The sad fact is that we don’t choose wars — the myth of Iraq as a “war of choice” notwithstanding. They choose us. As the greatest defender and representative of freedom on the planet, we are automatic targets for every thug and authoritarian regime, and under Obama they’re all feeling bolder and more confident of success than ever.

Moreover, historically, armed conflicts for the United States have tended to come in twos, not one at a time. There was Europe and the Pacific in World War II; Korea, then Vietnam, and the Cold War in the Fifties and Sixties; and Iraq and Afghanistan in the last decade. It isn’t simply American military dominance that this Obama budget “puts into question,” as even Hagel admitted in his press conference. It’s America’s ability to defend its interests around the globe when Russia, China, Iran, and North Korea all know we lack the means to deal with two major crises at the same time. How will Obama or some future president decide, when a looming war in the Middle East coincides with a major aggressive move by China in the East China Sea, which is the priority conflict requiring American mobilization and which he or she will have to let slide?

It’s far more likely that, after examining the risks, a future commander-in-chief will, like Buridan’s mule, choose neither — delivering a blow to American power and prestige that will encourage our enemies and discourage allies such as Japan and Israel.

The bottom line is that, while the rest of the world, including our biggest foes, is busy arming, we are disarming. In that sense, it’s ironic that Hagel concluded his press conference by quoting Henry Stimson — the secretary of war who had to ramp up the sadly diminished military that his predecessors, just like Hagel, had left him on the eve of World War II. The line was to the effect that Americans must learn to live “in the world as it is, and not in the world as we wish it were.” In fact, this budget does the exact opposite. It is an exercise in utopian fantasy — or perhaps, even worse, in political grandstanding, in which Obama and his advisers are using the budget to scare Republicans into going along with more tax increases, or lifting automatic sequestration, to prevent these cuts from going through — and to fix the blame on Congress if they do go through.
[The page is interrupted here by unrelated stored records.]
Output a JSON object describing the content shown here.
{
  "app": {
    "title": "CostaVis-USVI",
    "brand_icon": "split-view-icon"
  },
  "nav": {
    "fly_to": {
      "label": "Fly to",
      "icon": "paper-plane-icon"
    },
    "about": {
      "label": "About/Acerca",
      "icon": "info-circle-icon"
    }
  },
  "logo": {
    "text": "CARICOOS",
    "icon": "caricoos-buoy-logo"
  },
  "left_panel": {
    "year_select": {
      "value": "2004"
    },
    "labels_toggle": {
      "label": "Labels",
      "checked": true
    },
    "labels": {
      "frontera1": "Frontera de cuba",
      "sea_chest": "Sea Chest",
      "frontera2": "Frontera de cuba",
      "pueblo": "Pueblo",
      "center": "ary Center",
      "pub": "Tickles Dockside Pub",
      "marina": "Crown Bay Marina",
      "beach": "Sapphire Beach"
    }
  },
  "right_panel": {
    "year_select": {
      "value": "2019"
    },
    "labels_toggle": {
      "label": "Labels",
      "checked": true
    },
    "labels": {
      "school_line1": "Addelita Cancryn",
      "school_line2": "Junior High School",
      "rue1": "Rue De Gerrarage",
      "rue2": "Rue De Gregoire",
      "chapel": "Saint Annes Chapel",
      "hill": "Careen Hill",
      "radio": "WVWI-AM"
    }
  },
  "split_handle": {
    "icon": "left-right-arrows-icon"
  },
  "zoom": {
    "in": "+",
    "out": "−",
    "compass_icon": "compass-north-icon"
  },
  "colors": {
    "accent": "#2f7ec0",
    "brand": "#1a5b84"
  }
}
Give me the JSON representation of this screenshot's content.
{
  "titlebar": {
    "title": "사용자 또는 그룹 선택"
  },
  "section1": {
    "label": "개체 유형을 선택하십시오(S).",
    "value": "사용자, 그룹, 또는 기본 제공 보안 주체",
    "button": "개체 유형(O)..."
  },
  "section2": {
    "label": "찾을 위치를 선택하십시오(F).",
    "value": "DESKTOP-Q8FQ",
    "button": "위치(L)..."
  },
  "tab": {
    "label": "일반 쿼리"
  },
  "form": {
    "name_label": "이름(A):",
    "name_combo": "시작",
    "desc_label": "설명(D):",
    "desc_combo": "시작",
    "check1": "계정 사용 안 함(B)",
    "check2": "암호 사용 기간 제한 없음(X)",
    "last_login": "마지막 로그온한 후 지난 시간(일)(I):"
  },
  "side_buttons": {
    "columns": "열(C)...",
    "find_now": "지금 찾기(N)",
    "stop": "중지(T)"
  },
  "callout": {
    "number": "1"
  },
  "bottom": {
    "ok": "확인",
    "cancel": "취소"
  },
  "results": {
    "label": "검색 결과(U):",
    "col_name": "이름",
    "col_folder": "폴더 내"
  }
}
Hagel would have done better to remember the words of Douglas MacArthur, who, as Army chief of staff in those dark pre-war days, saw the impact of similar cuts on our forces and warned, “From the dawn of history to the present day it has always been the militant aggressor taking the place of the unprepared.”

This budget moves us closer to being unprepared for war than we’ve been since Pearl Harbor — and as close as we’ve ever been to being unable to see a war through.

– Mr. Herman is the author of, among other books, Freedom’s Forge: How American Business Produced Victory in World War II. He is currently working on a biography of Douglas MacArthur.